Either next week or the following week, dozens of area residents will go from regular citizens to elected officials, and here’s hoping the change in status comes with positive changes for those individuals and their respective communities.
Certainly at the local level, and often at higher levels of government, representing one’s community whether on a school board, city council or fire protection district is a noble endeavor, albeit a thankless one.
If you’re proud of where you live, chances are that’s because there is a small group of people in your town who’ve been taking care of the little details, operating mainly under the radar and making sure needs are being addressed for little or no compensation for themselves.
Most elected officials know what they’re getting into, but there are sure to be surprises along the way. Being determined in how one plans to approach public service is a great way to start.
As they have in the past, McHenry County State’s Attorney Louis Bianchi and Illinois Attorney General Lisa Madigan’s offices are providing an opportunity at 7 p.m. May 2 at McHenry County College to learn about ethics and transparency issues new and old that public officials certainly will face on their leadership journey.
Since these are the same offices that would go after the transgressions that run afoul of the Illinois Freedom of Information Act, the Open Meetings Act and the Illinois Public Officials Prohibited Activities Act, there will be plenty of preventive medicine distributed in the form of information.
Very few people go into public office at the local level for personal gain or to conduct public business in secret. What they want to do is make sure their schools and municipalities are properly run, and they hope that they have some particular talents that will be useful to their constituents.
But what sometimes happens is that an “us against them” mindset develops somewhere into a political term. Often the “us” is other elected officials and employees of the government agency, while “them” is sometimes the public and/or the local media.
It doesn’t have to be that way and it shouldn’t be, but conflict creates negative emotions. There will be conflict. Sometimes people will be irrational or even hostile. It’s grown-up life.

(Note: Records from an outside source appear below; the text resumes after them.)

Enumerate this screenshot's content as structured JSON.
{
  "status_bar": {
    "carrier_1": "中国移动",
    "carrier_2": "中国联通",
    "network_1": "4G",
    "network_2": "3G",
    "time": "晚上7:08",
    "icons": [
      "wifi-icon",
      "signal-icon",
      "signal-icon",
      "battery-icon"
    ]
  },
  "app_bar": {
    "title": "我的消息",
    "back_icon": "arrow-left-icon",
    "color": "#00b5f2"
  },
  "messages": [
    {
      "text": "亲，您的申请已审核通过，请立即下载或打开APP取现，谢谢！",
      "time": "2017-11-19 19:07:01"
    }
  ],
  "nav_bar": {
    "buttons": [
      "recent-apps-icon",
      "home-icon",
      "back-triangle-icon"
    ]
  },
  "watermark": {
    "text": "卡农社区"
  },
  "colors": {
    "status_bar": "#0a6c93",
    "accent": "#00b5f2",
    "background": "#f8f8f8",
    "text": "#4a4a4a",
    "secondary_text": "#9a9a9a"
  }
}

Deny some guy a fence permit, and you’ve just become Public Enemy No. 1. Suspend some kid from school because he deserves it, and his mom will call the newspaper because he didn’t deserve it.
As long as a public official remembers that he represents the angry fence guy and the beleaguered mother of the juvenile delinquent as much as anyone else, things should go OK. This is public service.
Being available for rants as well as praise. Making sure your agency is transparent with its actions and records despite resistance from within. Staying out of even potential conflicts of interests. These are all big parts of doing the job well.
The transparency and ethics seminar is open to all newly elected officials, incumbents and the public.